The institution of slavery, wherein begins Black contact with the Americas, deeply encoded a set of relationships designed to eliminate all vestiges of Black humanity and place the Black body in a subservient role of utter subjugation. Along with this, a visual culture emerged to support and further reinscribe this role of disempowered servitude. Thus were Blacks depicted in visual culture as foot-shuffling, watermelon-eating, buffoonish caricatures, their very humanity stripped away. Whether in films, in which docility was the main role for Blacks, or in the posters advertising grotesquely pantomimed minstrel shows, or in children’s books, where one would have encountered the happy and carefree little Sambo, there were precious few places where one would have encountered Black folks in all of their gloriously celebrated human complexity. While these images filled the public arena, Blacks always knew that those images were not theirs. And so the photographic image became important to the visual construction of Black humanity.

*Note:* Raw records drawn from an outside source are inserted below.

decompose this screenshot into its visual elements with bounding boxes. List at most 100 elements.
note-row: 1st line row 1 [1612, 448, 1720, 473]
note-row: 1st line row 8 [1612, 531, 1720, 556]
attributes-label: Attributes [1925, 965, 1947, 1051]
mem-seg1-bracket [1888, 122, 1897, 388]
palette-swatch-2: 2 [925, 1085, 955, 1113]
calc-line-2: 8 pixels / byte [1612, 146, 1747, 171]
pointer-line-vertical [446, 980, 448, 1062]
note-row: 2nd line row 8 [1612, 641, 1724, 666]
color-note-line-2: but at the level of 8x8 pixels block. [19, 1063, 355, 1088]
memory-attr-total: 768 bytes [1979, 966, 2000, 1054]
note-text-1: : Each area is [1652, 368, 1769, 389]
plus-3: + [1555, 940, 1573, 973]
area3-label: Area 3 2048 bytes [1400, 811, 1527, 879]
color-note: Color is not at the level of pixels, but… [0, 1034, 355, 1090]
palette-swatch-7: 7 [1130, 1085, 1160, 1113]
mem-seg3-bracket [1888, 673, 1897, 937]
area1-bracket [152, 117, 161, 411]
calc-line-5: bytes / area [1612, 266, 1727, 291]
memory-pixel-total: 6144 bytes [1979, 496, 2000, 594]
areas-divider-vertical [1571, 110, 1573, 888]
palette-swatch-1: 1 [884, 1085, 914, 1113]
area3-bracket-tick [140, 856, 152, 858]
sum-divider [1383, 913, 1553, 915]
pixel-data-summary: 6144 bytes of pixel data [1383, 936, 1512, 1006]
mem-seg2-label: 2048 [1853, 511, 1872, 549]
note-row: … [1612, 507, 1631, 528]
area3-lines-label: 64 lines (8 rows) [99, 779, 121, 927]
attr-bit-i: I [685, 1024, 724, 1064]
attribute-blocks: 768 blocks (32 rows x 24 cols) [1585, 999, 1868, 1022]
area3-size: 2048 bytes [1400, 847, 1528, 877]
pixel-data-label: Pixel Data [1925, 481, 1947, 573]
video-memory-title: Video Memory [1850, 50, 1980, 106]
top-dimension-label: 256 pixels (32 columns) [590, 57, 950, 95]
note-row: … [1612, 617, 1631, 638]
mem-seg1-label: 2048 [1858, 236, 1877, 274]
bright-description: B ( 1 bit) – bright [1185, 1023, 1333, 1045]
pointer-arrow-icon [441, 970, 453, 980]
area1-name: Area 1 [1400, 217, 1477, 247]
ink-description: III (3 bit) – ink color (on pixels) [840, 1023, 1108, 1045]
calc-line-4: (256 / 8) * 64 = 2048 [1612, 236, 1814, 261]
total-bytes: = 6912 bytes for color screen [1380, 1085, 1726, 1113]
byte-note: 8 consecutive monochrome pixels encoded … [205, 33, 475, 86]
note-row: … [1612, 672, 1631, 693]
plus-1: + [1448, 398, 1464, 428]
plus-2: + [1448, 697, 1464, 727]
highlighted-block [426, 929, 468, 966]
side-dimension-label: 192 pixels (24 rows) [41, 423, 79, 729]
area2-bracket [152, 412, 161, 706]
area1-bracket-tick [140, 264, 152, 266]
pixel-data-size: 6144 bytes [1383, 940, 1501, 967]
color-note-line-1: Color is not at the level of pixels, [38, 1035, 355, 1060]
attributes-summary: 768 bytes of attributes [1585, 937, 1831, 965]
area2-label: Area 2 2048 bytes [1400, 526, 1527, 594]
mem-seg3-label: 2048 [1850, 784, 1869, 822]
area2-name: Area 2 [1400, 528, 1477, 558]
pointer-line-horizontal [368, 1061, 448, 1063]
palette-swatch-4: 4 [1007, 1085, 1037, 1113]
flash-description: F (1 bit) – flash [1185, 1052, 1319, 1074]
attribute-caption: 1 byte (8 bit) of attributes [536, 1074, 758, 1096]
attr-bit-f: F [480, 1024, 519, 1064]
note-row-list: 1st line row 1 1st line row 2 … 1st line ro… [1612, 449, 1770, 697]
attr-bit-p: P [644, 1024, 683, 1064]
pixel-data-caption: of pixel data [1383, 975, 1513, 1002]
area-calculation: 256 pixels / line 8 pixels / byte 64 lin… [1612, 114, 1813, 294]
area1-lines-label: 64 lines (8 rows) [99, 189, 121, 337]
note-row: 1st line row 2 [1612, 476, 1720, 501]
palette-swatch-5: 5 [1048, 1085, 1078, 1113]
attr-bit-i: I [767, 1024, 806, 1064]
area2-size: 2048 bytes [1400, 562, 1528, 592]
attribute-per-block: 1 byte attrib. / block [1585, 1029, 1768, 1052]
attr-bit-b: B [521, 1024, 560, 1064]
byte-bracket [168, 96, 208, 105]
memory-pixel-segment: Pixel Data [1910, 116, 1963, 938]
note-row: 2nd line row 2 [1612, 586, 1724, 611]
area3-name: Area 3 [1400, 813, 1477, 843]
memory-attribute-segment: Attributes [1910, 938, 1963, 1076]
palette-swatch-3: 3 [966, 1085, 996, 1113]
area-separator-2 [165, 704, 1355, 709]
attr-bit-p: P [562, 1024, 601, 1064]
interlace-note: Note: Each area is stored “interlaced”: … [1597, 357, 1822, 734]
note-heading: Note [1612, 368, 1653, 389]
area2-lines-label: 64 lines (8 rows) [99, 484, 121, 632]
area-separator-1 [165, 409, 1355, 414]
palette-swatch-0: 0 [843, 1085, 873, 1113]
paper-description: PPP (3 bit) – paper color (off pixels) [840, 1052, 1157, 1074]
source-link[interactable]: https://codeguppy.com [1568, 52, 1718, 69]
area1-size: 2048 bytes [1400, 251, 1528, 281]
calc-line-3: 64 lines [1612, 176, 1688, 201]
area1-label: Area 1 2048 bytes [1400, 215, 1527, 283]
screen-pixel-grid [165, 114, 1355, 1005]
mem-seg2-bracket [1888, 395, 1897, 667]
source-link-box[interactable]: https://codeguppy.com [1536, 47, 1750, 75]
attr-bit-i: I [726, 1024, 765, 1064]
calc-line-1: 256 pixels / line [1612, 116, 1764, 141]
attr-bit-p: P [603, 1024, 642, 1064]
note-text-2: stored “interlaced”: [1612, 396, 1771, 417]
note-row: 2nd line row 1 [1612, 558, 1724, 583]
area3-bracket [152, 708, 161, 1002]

It was that urge to describe urban Black New York life through the camera that placed me in Harlem that long-ago afternoon, in the momentary presence of the stolid yet graceful Black woman and the carefree, swaggering Black boys. I had been inspired years earlier by my own initial encounter with the Black subject in photographs when I visited the Metropolitan Museum of Art at the age of sixteen to see the exhibition “Harlem on My Mind.” That experience set me on the path to wanting to shape my own pictorial view of the African American experience. I guess you could say the camera became my own way of exercising my subjectivity in the world through persistant visual authorship.
As I watched those two boys walk powerfully into the expansive black space of the picture and into the late-afternoon shadow, and then froze that moment for posterity, I realized I was giving full and glorious rein to their youthful Black swagger . . . and my own.